Dovevo essere alla presentazione di una Cuvèe di Champagne e invece ho preferito restare a celebrare il Lambrusco di Sorbara Omaggio a Gino Friedmann.
Dovevo essere “nella magnifica cornice”, “nella magica location” e invece sono sotto i portici di via Santa Caterina nella “mia” Bologna.
Doveva essere primavera inoltrata, in fondo è fine maggio, e invece diluvia e nel pur breve percorso a piedi mi si inzuppano le zeppe.
Dovevo mangiare finger food e invece addento felice pane e mortadella.
Doveva esserci uno chef pluristellato e invece sono con Daniele Minarelli dell’Osteria Bottega, l’istrionico Oste, che si ostina a non scrivere le comande perché lui, dice, “ricorda tutto a mente”! E che fa il bacia mano alle (belle) signore.

Dovevo indossare l’outfit che avevo preparato: un little black dress per il cocktail a base di champagne se fossi andata a nord; uno scollatissimo vestito vintage anni ’70 nero a fiori che “pare essere stato cucito apposta per le tue forme”, se qui non ci fosse stato un freddo tale da farmi optare per jeans e giubbotto di pelle, la scollatura è rimasta!
Doveva esserci un’elegante cartella stampa piena zeppa di parole, che mi raccontasse perché sono stata invitata, e invece c’è un bicchiere di lambrusco e ci sono le chiacchiere scambiate con Michele Rossetto, enologo capo della Cantina di Carpi e Sorbara, e con Giorgio Melandri, con Daniele Minarelli e gli altri presenti.
Doveva esserci un primo briefing per scegliere il nome e invece a quanto dice Giorgio Melandri, critico enogastronomico, degustatore, mio paziente amico nonché persona informata sui fatti: «il nome l’abbiamo scelto a pranzo da Luca Marchini a Modena mangiando tortellini e bevendo Sorbara. Andava bene, l’abbiamo capito subito. E abbiamo continuato a mangiare».
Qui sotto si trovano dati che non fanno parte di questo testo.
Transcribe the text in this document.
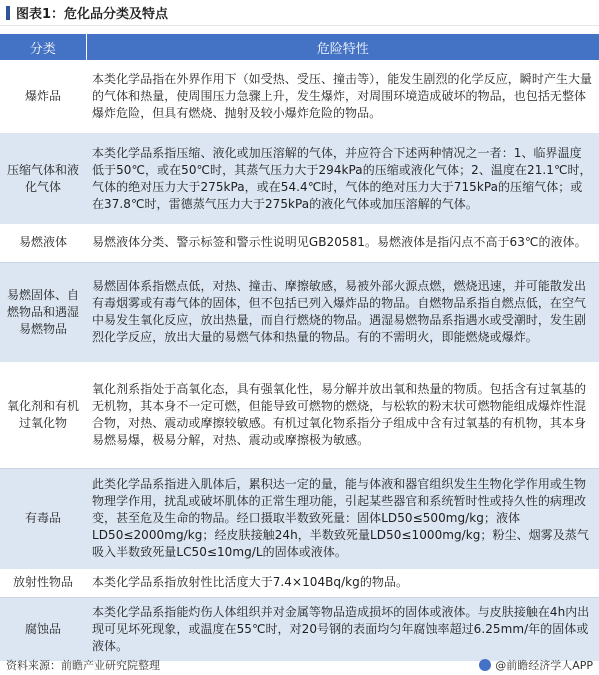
图表1：危化品分类及特点
分类	危险特性
爆炸品	本类化学品指在外界作用下（如受热、受压、撞击等），能发生剧烈的化学反应，瞬时产生大量的气体和热量，使周围压力急骤上升，发生爆炸，对周围环境造成破坏的物品，也包括无整体爆炸危险，但具有燃烧、抛射及较小爆炸危险的物品。
压缩气体和液化气体	本类化学品系指压缩、液化或加压溶解的气体，并应符合下述两种情况之一者：1、临界温度低于50℃，或在50℃时，其蒸气压力大于294kPa的压缩或液化气体；2、温度在21.1℃时，气体的绝对压力大于275kPa，或在54.4℃时，气体的绝对压力大于715kPa的压缩气体；或在37.8℃时，雷德蒸气压力大于275kPa的液化气体或加压溶解的气体。
易燃液体	易燃液体分类、警示标签和警示性说明见GB20581。易燃液体是指闪点不高于63℃的液体。
易燃固体、自燃物品和遇湿易燃物品	易燃固体系指燃点低，对热、撞击、摩擦敏感，易被外部火源点燃，燃烧迅速，并可能散发出有毒烟雾或有毒气体的固体，但不包括已列入爆炸品的物品。自燃物品系指自燃点低，在空气中易发生氧化反应，放出热量，而自行燃烧的物品。遇湿易燃物品系指遇水或受潮时，发生剧烈化学反应，放出大量的易燃气体和热量的物品。有的不需明火，即能燃烧或爆炸。
氧化剂和有机过氧化物	氧化剂系指处于高氧化态，具有强氧化性，易分解并放出氧和热量的物质。包括含有过氧基的无机物，其本身不一定可燃，但能导致可燃物的燃烧，与松软的粉末状可燃物能组成爆炸性混合物，对热、震动或摩擦较敏感。有机过氧化物系指分子组成中含有过氧基的有机物，其本身易燃易爆，极易分解，对热、震动或摩擦极为敏感。
有毒品	此类化学品系指进入肌体后，累积达一定的量，能与体液和器官组织发生生物化学作用或生物物理学作用，扰乱或破坏肌体的正常生理功能，引起某些器官和系统暂时性或持久性的病理改变，甚至危及生命的物品。经口摄取半数致死量：固体LD50≤500mg/kg；液体LD50≤2000mg/kg；经皮肤接触24h，半数致死量LD50≤1000mg/kg；粉尘、烟雾及蒸气吸入半数致死量LC50≤10mg/L的固体或液体。
放射性物品	本类化学品系指放射性比活度大于7.4×104Bq/kg的物品。
腐蚀品	本类化学品系指能灼伤人体组织并对金属等物品造成损坏的固体或液体。与皮肤接触在4h内出现可见坏死现象，或温度在55℃时，对20号钢的表面均匀年腐蚀率超过6.25mm/年的固体或液体。
资料来源：前瞻产业研究院整理	@前瞻经济学人APP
Doveva esserci un secondo briefing con un grafico per la creazione di un’immagine, dell’etichetta e invece sempre secondo il solito informato Melandri: «l’etichetta c’era già ed era su una vecchia bottiglia degli anni ’70, sopravvissuta chissà come a vari giri di riordino e pulizia. Bella, bellissima, storica e con un grande talento per la narrazione».

La “firma” di Modena
Doveva esserci un ragionamento complicato sul vino e invece si è deciso di fare un vino secco, diretto, classico nello stile. Una semplicità raffinata per il mondo del vino di oggi tutto ragionamenti e marketing.
Dovevano esserci alcune presentazioni a Milano, Roma, Firenze, Torino e invece le presentazioni sono state a Reggio Emilia, Modena, Bologna.
Se non ti seguono i tuoi, ma chi ti segue!
Doveva esserci una brochure, oppure un flyer, ma invece c’è un piccolo libro scritto da Giorgio Melandri. 50 pagine in cui si racconta e racconta e ancora racconta. E che se ne andrà in giro con il vino, chiuso nel cartone con le bottiglie e pronto a dire tutto, ma proprio tutto, sulle sue compagne di viaggio.
Doveva esserci un personaggio famoso in ogni tappa e invece c’è stato un grande protagonista, Gino Friedmann, l’uomo straordinario al quale è stato dedicato questo libro. Un ebreo modenese nato alla fine dell’800, che ha sviluppato la cooperazione nel suo territorio, un uomo illuminato e pieno di energia. Pioniere dell’agricoltura moderna.